Preprint-biorxiv, 2020
Nature 2020

Short Summary: In this manuscript we utilize single cell DNA-sequencing to evaluate clonal abundance and mutation order in patient samples ranging from clonal hematopoiesis to relapsed/refractory leukemia. We combined scDNA-seq with oligonucleotide conjugated antibodies to resolve how genotype influences differentiation/immunophenotype.
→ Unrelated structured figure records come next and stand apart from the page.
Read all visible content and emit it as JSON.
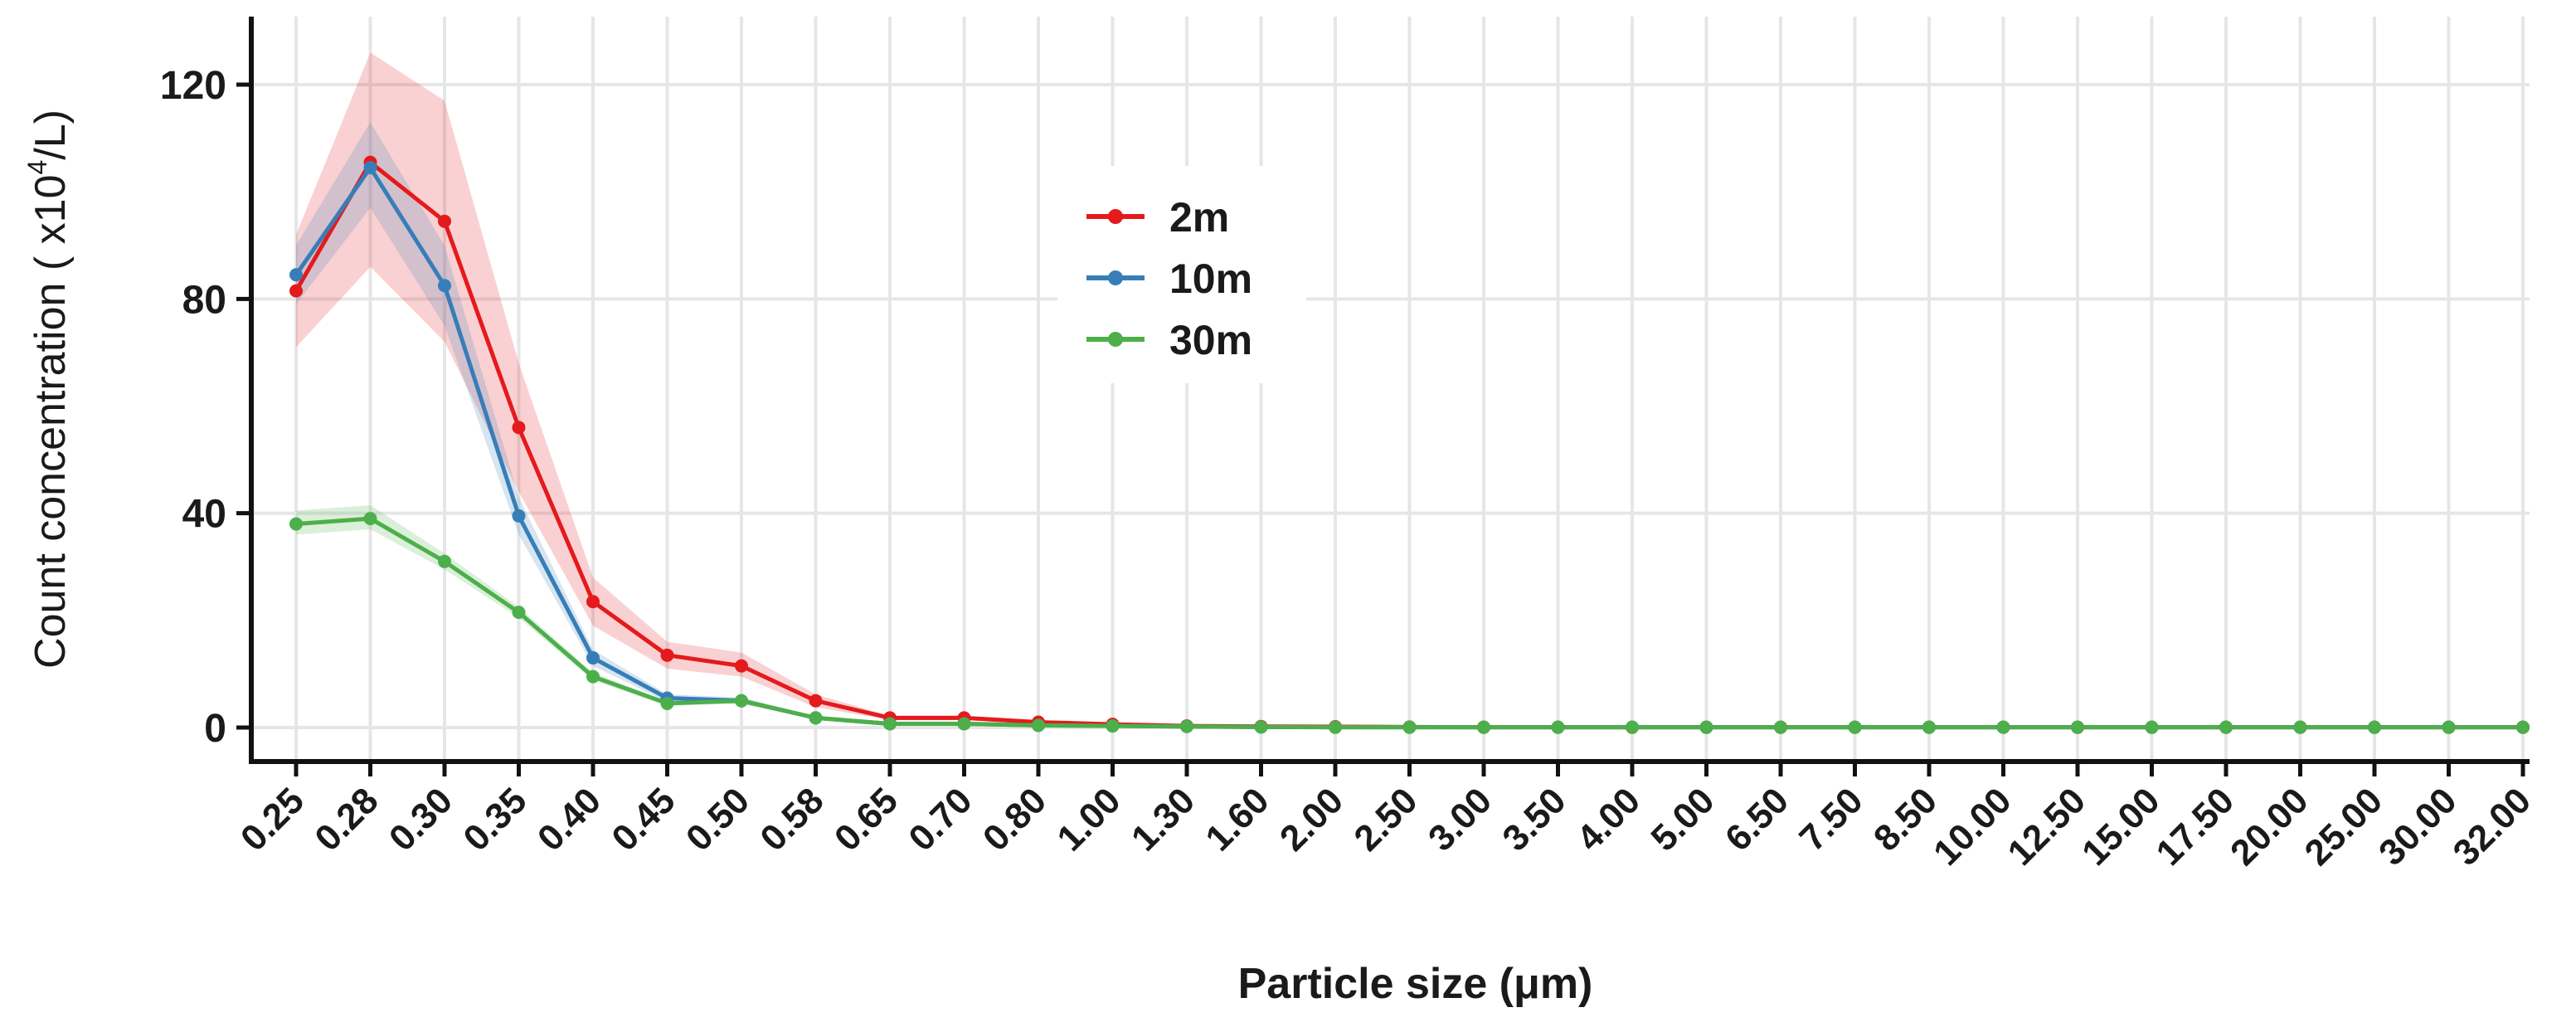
{
  "chart_data": {
    "type": "line",
    "title": "",
    "xlabel": "Particle size (μm)",
    "ylabel": {
      "prefix": "Count concentration (  x10",
      "superscript": "4",
      "suffix": "/L)"
    },
    "categories": [
      "0.25",
      "0.28",
      "0.30",
      "0.35",
      "0.40",
      "0.45",
      "0.50",
      "0.58",
      "0.65",
      "0.70",
      "0.80",
      "1.00",
      "1.30",
      "1.60",
      "2.00",
      "2.50",
      "3.00",
      "3.50",
      "4.00",
      "5.00",
      "6.50",
      "7.50",
      "8.50",
      "10.00",
      "12.50",
      "15.00",
      "17.50",
      "20.00",
      "25.00",
      "30.00",
      "32.00"
    ],
    "ylim": [
      -6,
      132
    ],
    "yticks": [
      0,
      40,
      80,
      120
    ],
    "grid": true,
    "legend_position": "upper-middle",
    "series": [
      {
        "name": "2m",
        "color": "#e41a1c",
        "values": [
          81.5,
          105.5,
          94.5,
          56,
          23.5,
          13.5,
          11.5,
          5,
          1.8,
          1.8,
          1,
          0.6,
          0.3,
          0.2,
          0.15,
          0.1,
          0.05,
          0.05,
          0.05,
          0.05,
          0.05,
          0.05,
          0.05,
          0.05,
          0.05,
          0.05,
          0.05,
          0.05,
          0.05,
          0.05,
          0.05
        ],
        "lower": [
          71,
          86,
          72,
          44,
          19,
          11,
          9.5,
          3.8,
          1.4,
          1.4,
          0.7,
          0.4,
          0.2,
          0.1,
          0.1,
          0.05,
          0,
          0,
          0,
          0,
          0,
          0,
          0,
          0,
          0,
          0,
          0,
          0,
          0,
          0,
          0
        ],
        "upper": [
          92,
          126,
          117,
          68,
          28,
          16,
          14,
          6.2,
          2.2,
          2.2,
          1.3,
          0.8,
          0.4,
          0.3,
          0.2,
          0.15,
          0.1,
          0.1,
          0.1,
          0.1,
          0.1,
          0.1,
          0.1,
          0.1,
          0.1,
          0.1,
          0.1,
          0.1,
          0.1,
          0.1,
          0.1
        ]
      },
      {
        "name": "10m",
        "color": "#377eb8",
        "values": [
          84.5,
          104.5,
          82.5,
          39.5,
          13,
          5.5,
          5,
          1.8,
          0.7,
          0.7,
          0.4,
          0.3,
          0.2,
          0.1,
          0.05,
          0.05,
          0.05,
          0.05,
          0.05,
          0.05,
          0.05,
          0.05,
          0.05,
          0.05,
          0.05,
          0.05,
          0.05,
          0.05,
          0.05,
          0.05,
          0.05
        ],
        "lower": [
          79,
          97,
          75,
          36,
          11.5,
          4.8,
          4.4,
          1.5,
          0.5,
          0.5,
          0.3,
          0.2,
          0.1,
          0.05,
          0,
          0,
          0,
          0,
          0,
          0,
          0,
          0,
          0,
          0,
          0,
          0,
          0,
          0,
          0,
          0,
          0
        ],
        "upper": [
          90,
          113,
          90,
          43,
          14.5,
          6.2,
          5.6,
          2.1,
          0.9,
          0.9,
          0.5,
          0.4,
          0.3,
          0.15,
          0.1,
          0.1,
          0.1,
          0.1,
          0.1,
          0.1,
          0.1,
          0.1,
          0.1,
          0.1,
          0.1,
          0.1,
          0.1,
          0.1,
          0.1,
          0.1,
          0.1
        ]
      },
      {
        "name": "30m",
        "color": "#4daf4a",
        "values": [
          38,
          39,
          31,
          21.5,
          9.5,
          4.5,
          5,
          1.8,
          0.7,
          0.7,
          0.4,
          0.3,
          0.2,
          0.1,
          0.05,
          0.05,
          0.05,
          0.05,
          0.05,
          0.05,
          0.05,
          0.05,
          0.05,
          0.05,
          0.05,
          0.05,
          0.05,
          0.05,
          0.05,
          0.05,
          0.05
        ],
        "lower": [
          36,
          37,
          29.5,
          20.5,
          8.8,
          4,
          4.5,
          1.5,
          0.5,
          0.5,
          0.3,
          0.2,
          0.1,
          0.05,
          0,
          0,
          0,
          0,
          0,
          0,
          0,
          0,
          0,
          0,
          0,
          0,
          0,
          0,
          0,
          0,
          0
        ],
        "upper": [
          40.5,
          41.5,
          32.5,
          22.5,
          10.2,
          5,
          5.5,
          2.1,
          0.9,
          0.9,
          0.5,
          0.4,
          0.3,
          0.15,
          0.1,
          0.1,
          0.1,
          0.1,
          0.1,
          0.1,
          0.1,
          0.1,
          0.1,
          0.1,
          0.1,
          0.1,
          0.1,
          0.1,
          0.1,
          0.1,
          0.1
        ]
      }
    ]
  }
}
Abstract: Myeloid malignancies, including acute myeloid leukaemia (AML), arise from the expansion of haematopoietic stem and progenitor cells that acquire somatic mutations. Bulk molecular profiling has suggested that mutations are acquired in a stepwise fashion: mutant genes with high variant allele frequencies appear early in leukaemogenesis, and mutations with lower variant allele frequencies are thought to be acquired later1-3. Although bulk sequencing can provide information about leukaemia biology and prognosis, it cannot distinguish which mutations occur in the same clone(s), accurately measure clonal complexity, or definitively elucidate the order of mutations. To delineate the clonal framework of myeloid malignancies, we performed single-cell mutational profiling on 146 samples from 123 patients. Here we show that AML is dominated by a small number of clones, which frequently harbour co-occurring mutations in epigenetic regulators. Conversely, mutations in signalling genes often occur more than once in distinct subclones, consistent with increasing clonal diversity. We mapped clonal trajectories for each sample and uncovered combinations of mutations that synergized to promote clonal expansion and dominance. Finally, we combined protein expression with mutational analysis to map somatic genotype and clonal architecture with immunophenotype. Our findings provide insights into the pathogenesis of myeloid transformation and how clonal complexity evolves with disease progression.

Recommended citation: Miles LA*, Bowman RL*, Merlinsky TR, Csete IS, Ooi AT, Durruthy-Durruthy R, Bowman M, Famulare C, Patel MA, Mendez P, Ainali C, Demaree B, Delley CL, Abate AR, Manivannan M, Sahu S, Goldberg AD, Bolton KL, Zehir A, Rampal R, Carroll MP, Meyer SE, Viny AD, Levine RL. "Single-cell mutation analysis of clonal evolution in myeloid malignancies." Nature. 2020 Nov;587(7834):477-482.